Summer is nearly here and that can only mean one thing, the world needs for some new fuzzy punk rippers. Just in time for the next heatwave, Chicago’s Sprite return with Spriite, their exceptionally titled second EP. Recorded at Radon Ranch with engineering from Ben Grigg (Babe Report, Whelpwisher, Milked), the quartet (whose line-up features members of Cel Ray and Wallplant among others) tear through four bent and detached songs, bringing a hazy mix of shoegaze, slacker pop, and alternative rock muscle to the recordings. With warbling distortion, bouncing rhythms, and a layer of basement hiss, Sprite’s latest plays like a fever dream of 90’s lo-fi FM gold. With a mix that includes warts and all in the same dense haze, it’s the perfect landscape for the band’s raw and earnest songs to shine through the shadows.

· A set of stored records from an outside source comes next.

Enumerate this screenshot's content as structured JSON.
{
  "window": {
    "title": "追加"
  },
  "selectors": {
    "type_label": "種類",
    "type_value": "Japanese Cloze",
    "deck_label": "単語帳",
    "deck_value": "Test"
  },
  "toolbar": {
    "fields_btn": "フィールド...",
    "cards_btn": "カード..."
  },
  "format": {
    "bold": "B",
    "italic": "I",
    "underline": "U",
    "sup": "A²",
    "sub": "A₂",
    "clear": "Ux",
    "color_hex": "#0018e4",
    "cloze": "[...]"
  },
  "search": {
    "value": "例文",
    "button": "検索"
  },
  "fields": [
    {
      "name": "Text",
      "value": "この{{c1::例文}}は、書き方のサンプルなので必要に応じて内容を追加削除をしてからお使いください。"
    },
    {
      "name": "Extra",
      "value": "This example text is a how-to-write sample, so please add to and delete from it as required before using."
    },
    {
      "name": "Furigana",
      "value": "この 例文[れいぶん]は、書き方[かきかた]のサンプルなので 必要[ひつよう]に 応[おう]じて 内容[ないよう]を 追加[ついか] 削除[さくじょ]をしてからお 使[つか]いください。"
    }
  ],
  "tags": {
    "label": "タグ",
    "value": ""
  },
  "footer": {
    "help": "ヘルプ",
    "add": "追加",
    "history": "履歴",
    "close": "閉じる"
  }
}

“Too Far,” the record’s lead single and closing track is dripping in melody, an oozing and sticky ripper of gazey heat. With an emotional core to Sam Brown’s slow pulled vocals, the band work between immediacy and a building tension that stems from a lyrical sense of hesitation. Donny Walsh and Brown’s duel guitar approach is a real highlight of the song, wrapping around each other’s feed-backing riffs with a caterwauling melody that’s as heavy as it is sweet. As the band dig into the song’s triumphant instrumental bridge (with what could be a nod to Swervedriver or perhaps Ovlov), they come bursting out of the pressure cooker with a rampant return to the hook and we’re all the more thankful for it.